C’est pourquoi une nouvelle sorte d’illusion l’accompagne, non plus théorique mais pratique, celle d’un ‘hédonisme’ subtil, qui réintroduirait un intérêt dans la moralité sous le prétexte du bonheur. Selon Ricoeur, il faut voir dans cette idée d’une antinomie de la raison pratique, une seconde structure d’accueil pour une critique de la religion, appliquée plus proprement à ses aspects pulsionnels, comme chez Freud ; Kant donne le moyen de penser cette critique de l’ « hédonisme » dans la religion – récompense, consolation, etc. – par le moyen de la dialectique très serrée où se confrontent plaisir, jouissance, satisfaction, contentement, béatitude.

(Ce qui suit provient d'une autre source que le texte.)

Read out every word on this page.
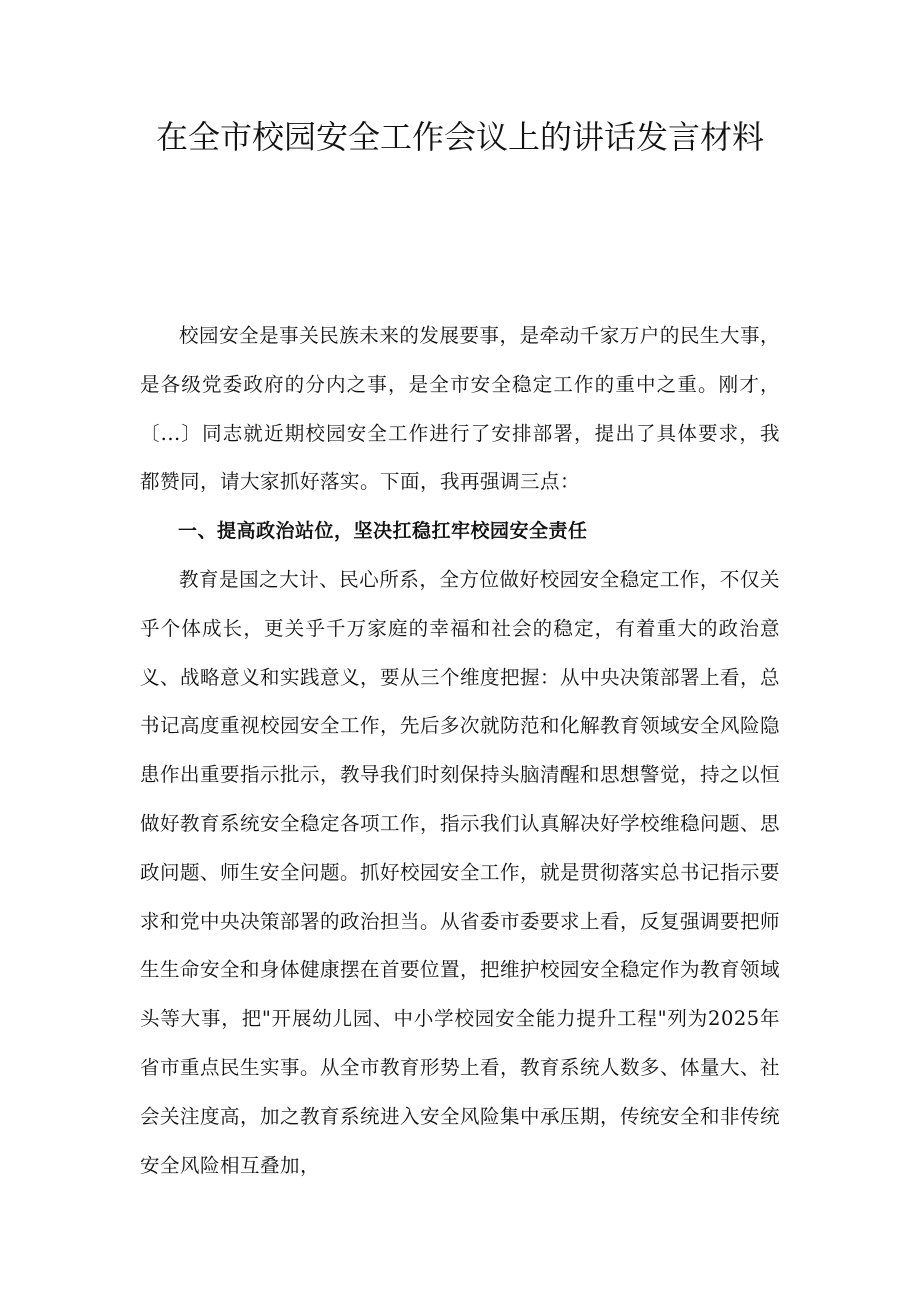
在全市校园安全工作会议上的讲话发言材料

校园安全是事关民族未来的发展要事，是牵动千家万户的民生大事，是各级党委政府的分内之事，是全市安全稳定工作的重中之重。刚才，〔...〕同志就近期校园安全工作进行了安排部署，提出了具体要求，我都赞同，请大家抓好落实。下面，我再强调三点：

一、提高政治站位，坚决扛稳扛牢校园安全责任

教育是国之大计、民心所系，全方位做好校园安全稳定工作，不仅关乎个体成长，更关乎千万家庭的幸福和社会的稳定，有着重大的政治意义、战略意义和实践意义，要从三个维度把握：从中央决策部署上看，总书记高度重视校园安全工作，先后多次就防范和化解教育领域安全风险隐患作出重要指示批示，教导我们时刻保持头脑清醒和思想警觉，持之以恒做好教育系统安全稳定各项工作，指示我们认真解决好学校维稳问题、思政问题、师生安全问题。抓好校园安全工作，就是贯彻落实总书记指示要求和党中央决策部署的政治担当。从省委市委要求上看，反复强调要把师生生命安全和身体健康摆在首要位置，把维护校园安全稳定作为教育领域头等大事，把"开展幼儿园、中小学校园安全能力提升工程"列为2025年省市重点民生实事。从全市教育形势上看，教育系统人数多、体量大、社会关注度高，加之教育系统进入安全风险集中承压期，传统安全和非传统安全风险相互叠加，
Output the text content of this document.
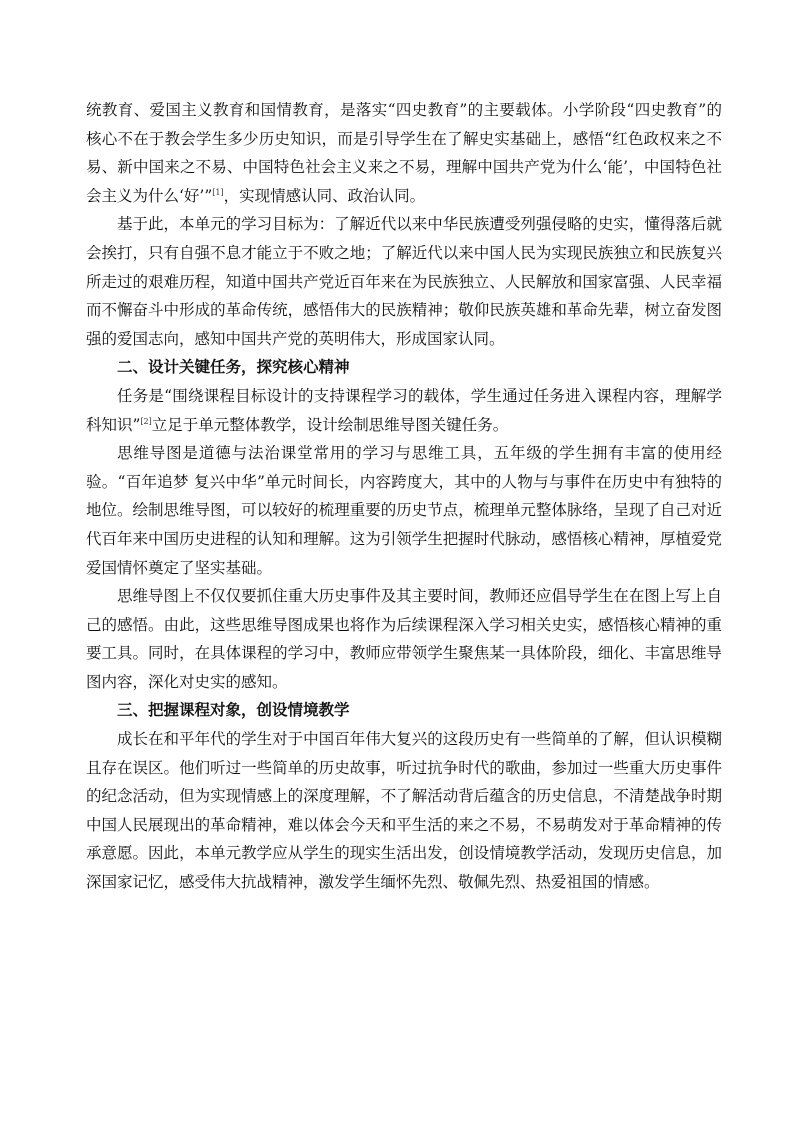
统教育、爱国主义教育和国情教育，是落实“四史教育”的主要载体。小学阶段“四史教育”的核心不在于教会学生多少历史知识，而是引导学生在了解史实基础上，感悟“红色政权来之不易、新中国来之不易、中国特色社会主义来之不易，理解中国共产党为什么‘能’，中国特色社会主义为什么‘好’”[1]，实现情感认同、政治认同。

基于此，本单元的学习目标为：了解近代以来中华民族遭受列强侵略的史实，懂得落后就会挨打，只有自强不息才能立于不败之地；了解近代以来中国人民为实现民族独立和民族复兴所走过的艰难历程，知道中国共产党近百年来在为民族独立、人民解放和国家富强、人民幸福而不懈奋斗中形成的革命传统，感悟伟大的民族精神；敬仰民族英雄和革命先辈，树立奋发图强的爱国志向，感知中国共产党的英明伟大，形成国家认同。

二、设计关键任务，探究核心精神

任务是“围绕课程目标设计的支持课程学习的载体，学生通过任务进入课程内容，理解学科知识”[2]立足于单元整体教学，设计绘制思维导图关键任务。

思维导图是道德与法治课堂常用的学习与思维工具，五年级的学生拥有丰富的使用经验。“百年追梦 复兴中华”单元时间长，内容跨度大，其中的人物与与事件在历史中有独特的地位。绘制思维导图，可以较好的梳理重要的历史节点，梳理单元整体脉络，呈现了自己对近代百年来中国历史进程的认知和理解。这为引领学生把握时代脉动，感悟核心精神，厚植爱党爱国情怀奠定了坚实基础。

思维导图上不仅仅要抓住重大历史事件及其主要时间，教师还应倡导学生在在图上写上自己的感悟。由此，这些思维导图成果也将作为后续课程深入学习相关史实，感悟核心精神的重要工具。同时，在具体课程的学习中，教师应带领学生聚焦某一具体阶段，细化、丰富思维导图内容，深化对史实的感知。

三、把握课程对象，创设情境教学

成长在和平年代的学生对于中国百年伟大复兴的这段历史有一些简单的了解，但认识模糊且存在误区。他们听过一些简单的历史故事，听过抗争时代的歌曲，参加过一些重大历史事件的纪念活动，但为实现情感上的深度理解，不了解活动背后蕴含的历史信息，不清楚战争时期中国人民展现出的革命精神，难以体会今天和平生活的来之不易，不易萌发对于革命精神的传承意愿。因此，本单元教学应从学生的现实生活出发，创设情境教学活动，发现历史信息，加深国家记忆，感受伟大抗战精神，激发学生缅怀先烈、敬佩先烈、热爱祖国的情感。
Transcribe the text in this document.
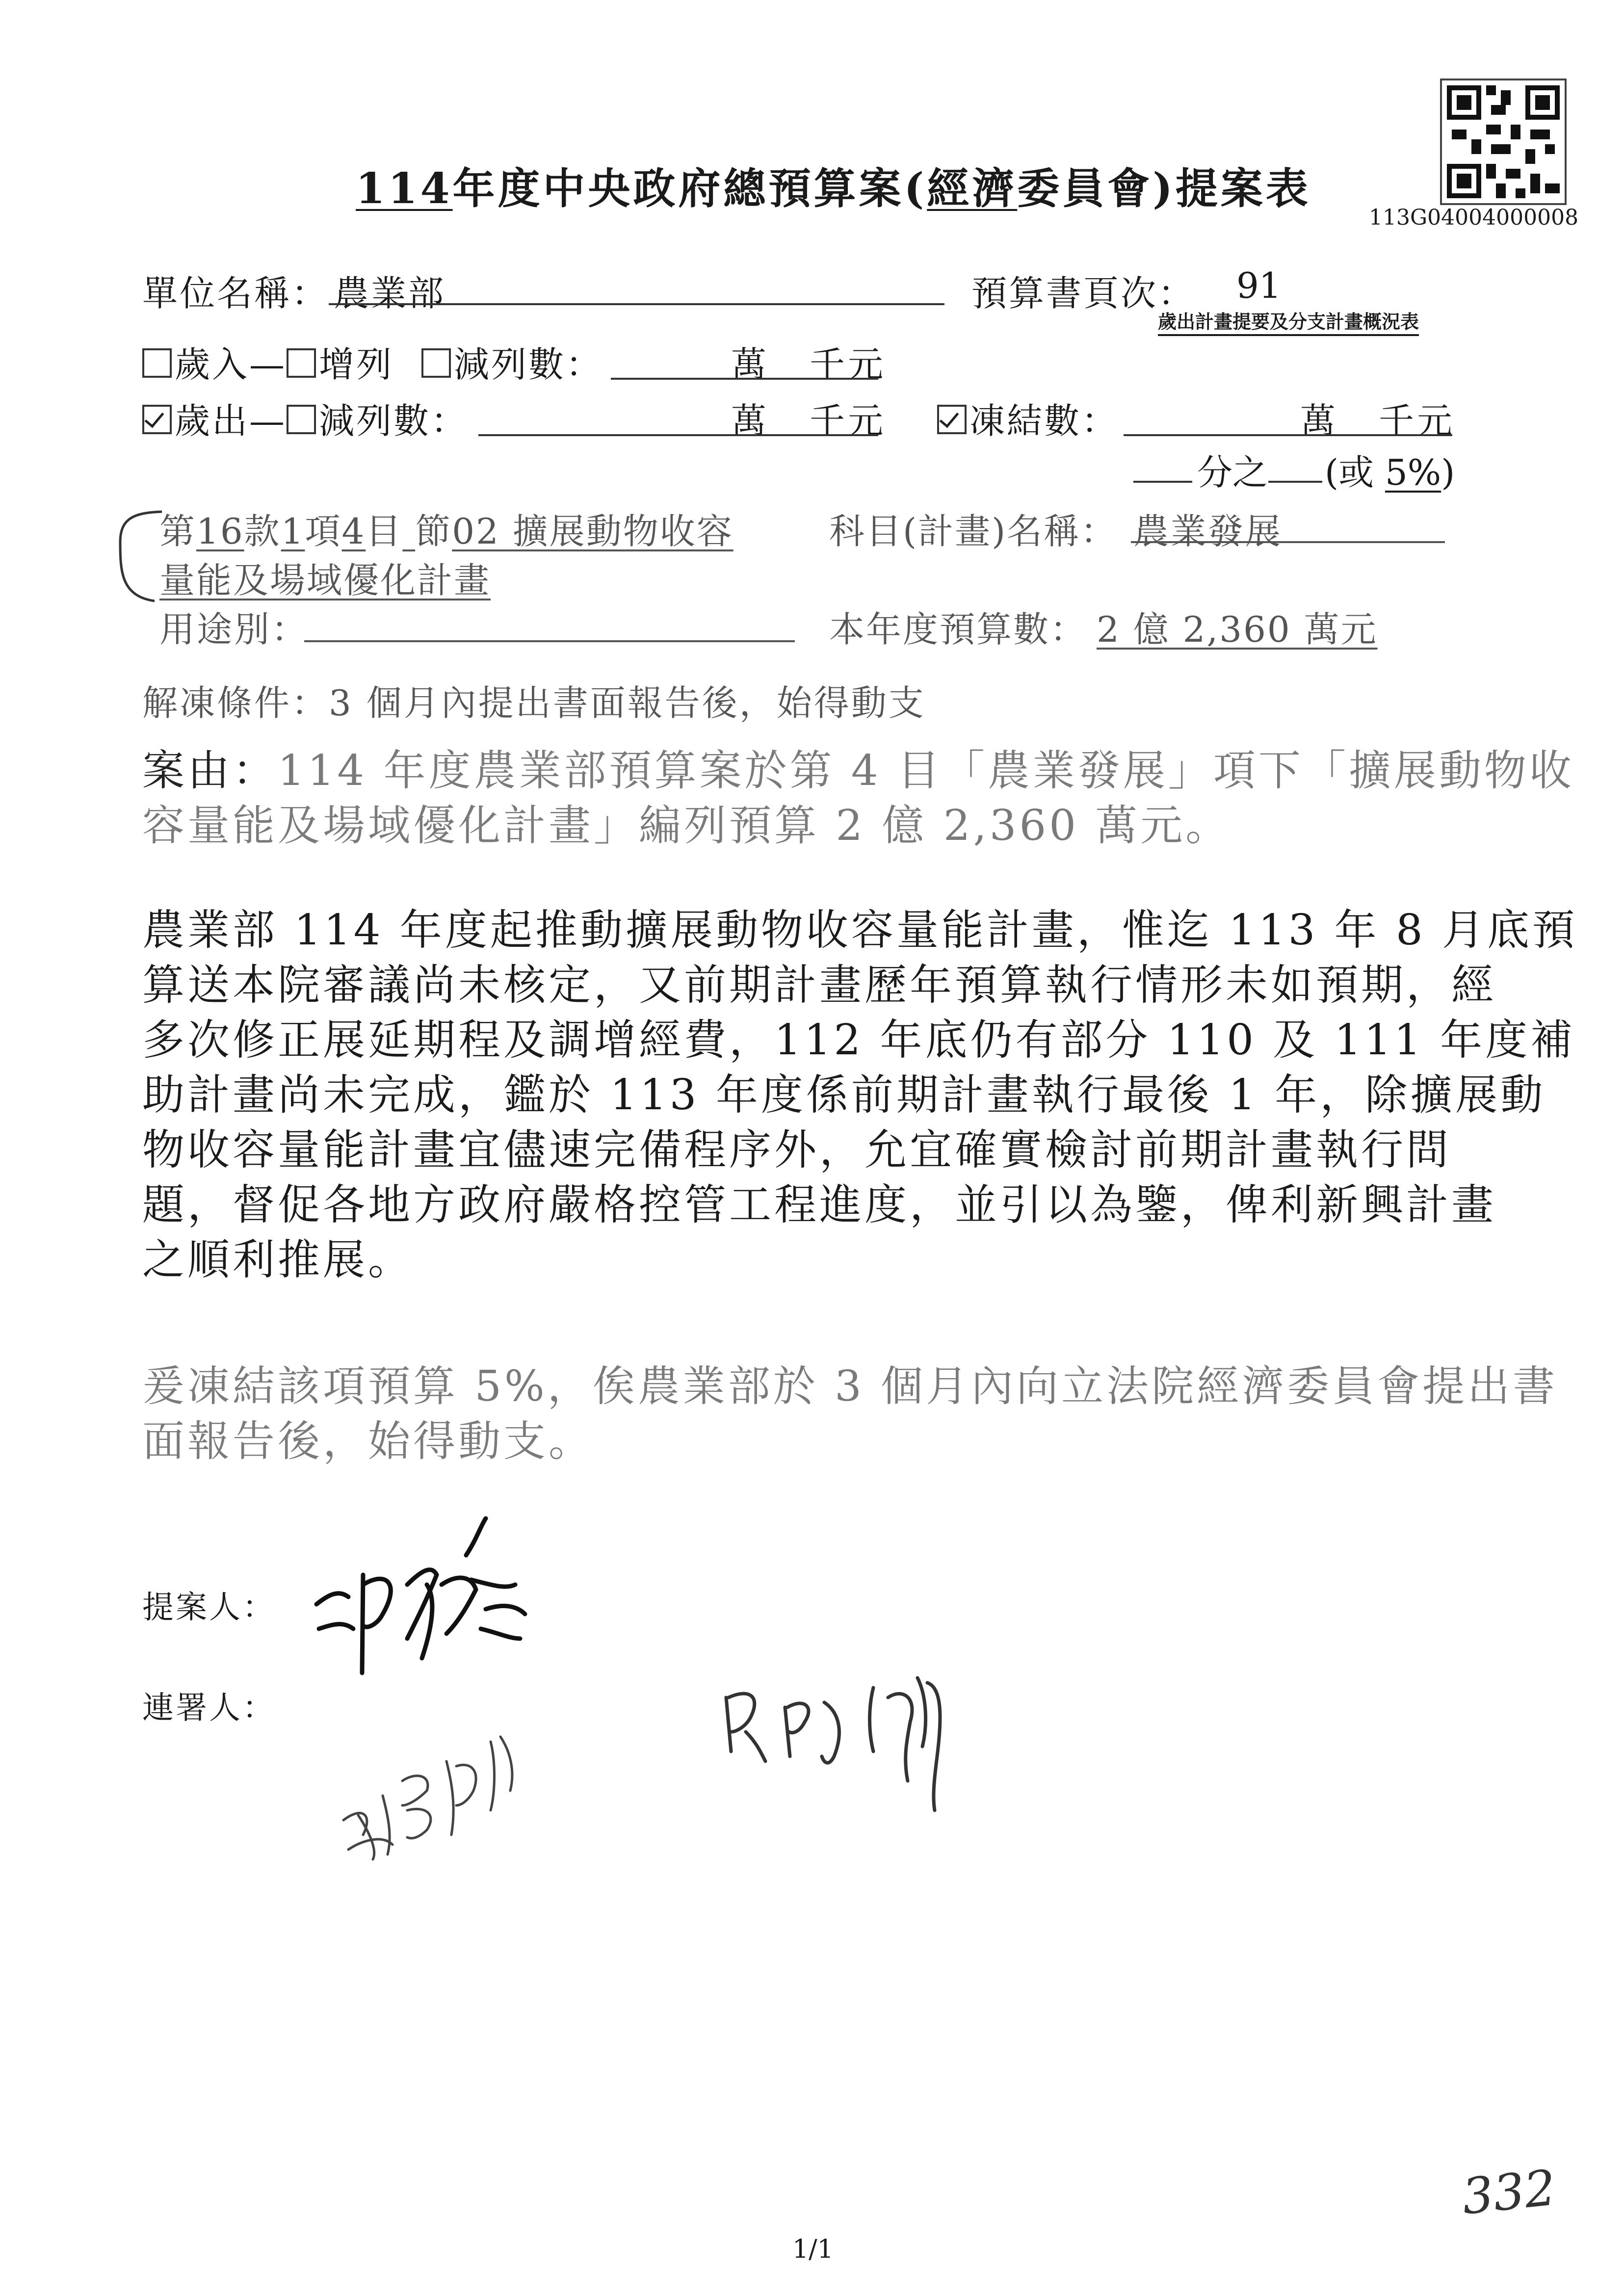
113G04004000008
114年度中央政府總預算案(經濟委員會)提案表
單位名稱： 農業部	預算書頁次： 91
歲出計畫提要及分支計畫概況表
歲入— 增列 減列數：	萬 千元
歲出— 減列數：	萬 千元	凍結數：	萬 千元
分之 (或 5%)
第16款1項4目 節02 擴展動物收容	科目(計畫)名稱： 農業發展
量能及場域優化計畫
用途別：	本年度預算數： 2 億 2,360 萬元
解凍條件：3 個月內提出書面報告後，始得動支
案由：114 年度農業部預算案於第 4 目「農業發展」項下「擴展動物收
容量能及場域優化計畫」編列預算 2 億 2,360 萬元。
農業部 114 年度起推動擴展動物收容量能計畫，惟迄 113 年 8 月底預
算送本院審議尚未核定，又前期計畫歷年預算執行情形未如預期，經
多次修正展延期程及調增經費，112 年底仍有部分 110 及 111 年度補
助計畫尚未完成，鑑於 113 年度係前期計畫執行最後 1 年，除擴展動
物收容量能計畫宜儘速完備程序外，允宜確實檢討前期計畫執行問
題，督促各地方政府嚴格控管工程進度，並引以為鑒，俾利新興計畫
之順利推展。
爰凍結該項預算 5%，俟農業部於 3 個月內向立法院經濟委員會提出書
面報告後，始得動支。
提案人：
連署人：
332
1/1
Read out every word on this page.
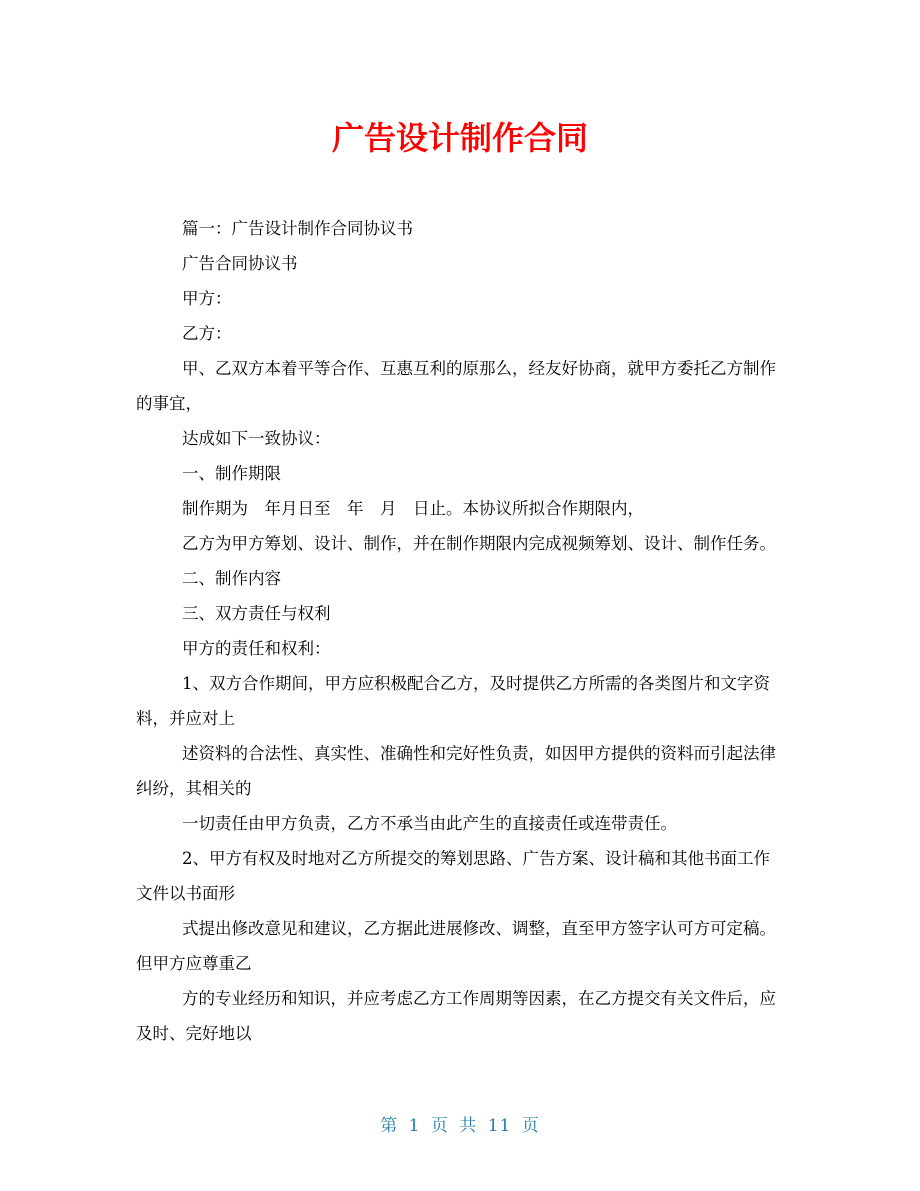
广告设计制作合同

篇一：广告设计制作合同协议书

广告合同协议书

甲方：

乙方：

甲、乙双方本着平等合作、互惠互利的原那么，经友好协商，就甲方委托乙方制作　的事宜，

达成如下一致协议：

一、制作期限

制作期为　年月日至　年　月　日止。本协议所拟合作期限内，

乙方为甲方筹划、设计、制作，并在制作期限内完成视频筹划、设计、制作任务。

二、制作内容

三、双方责任与权利

甲方的责任和权利：

1、双方合作期间，甲方应积极配合乙方，及时提供乙方所需的各类图片和文字资料，并应对上

述资料的合法性、真实性、准确性和完好性负责，如因甲方提供的资料而引起法律纠纷，其相关的

一切责任由甲方负责，乙方不承当由此产生的直接责任或连带责任。

2、甲方有权及时地对乙方所提交的筹划思路、广告方案、设计稿和其他书面工作文件以书面形

式提出修改意见和建议，乙方据此进展修改、调整，直至甲方签字认可方可定稿。但甲方应尊重乙

方的专业经历和知识，并应考虑乙方工作周期等因素，在乙方提交有关文件后，应及时、完好地以

第 1 页 共 11 页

Dès lors, la connexion – le Zusammenhang – de la moralité et du bonheur doit rester une synthèse transcendante, l’union de choses différentes, « distinctes spécifiquement ». Ainsi le sens des Béatitudes n’est approché philosophiquement que par l’idée d’une liaison analytique entre l’œuvre de l’homme et le contentement susceptible de combler le désir qui constitue son existence. Mais pour le philosophe, cette liaison n’est pas insensée, même si elle ne peut être produite par sa volonté ; il peut même dire fièrement : « il est a priori (moralement) nécessaire de produire le souverain bien par la liberté de la volonté ; la condition de la possibilité du souverain bien doit donc reposer exclusivement sur des principes a priori de connaissance[8] ».

Telle est la deuxième approximation rationnelle de l’espérance : elle réside dans ce Zusammenhang, dans cette connexion nécessaire et pourtant non donnée, mais simplement demandée, attendue, entre la moralité et le bonheur. Nul n’a eu, autant que Kant, le sens du caractère transcendant de cette liaison, et cela à l’encontre de toute la philosophie grecque à laquelle il s’oppose de front, renvoyant dos à dos épicuriens et stoïciens : le bonheur n’est pas notre œuvre : il l’achève par surcroît.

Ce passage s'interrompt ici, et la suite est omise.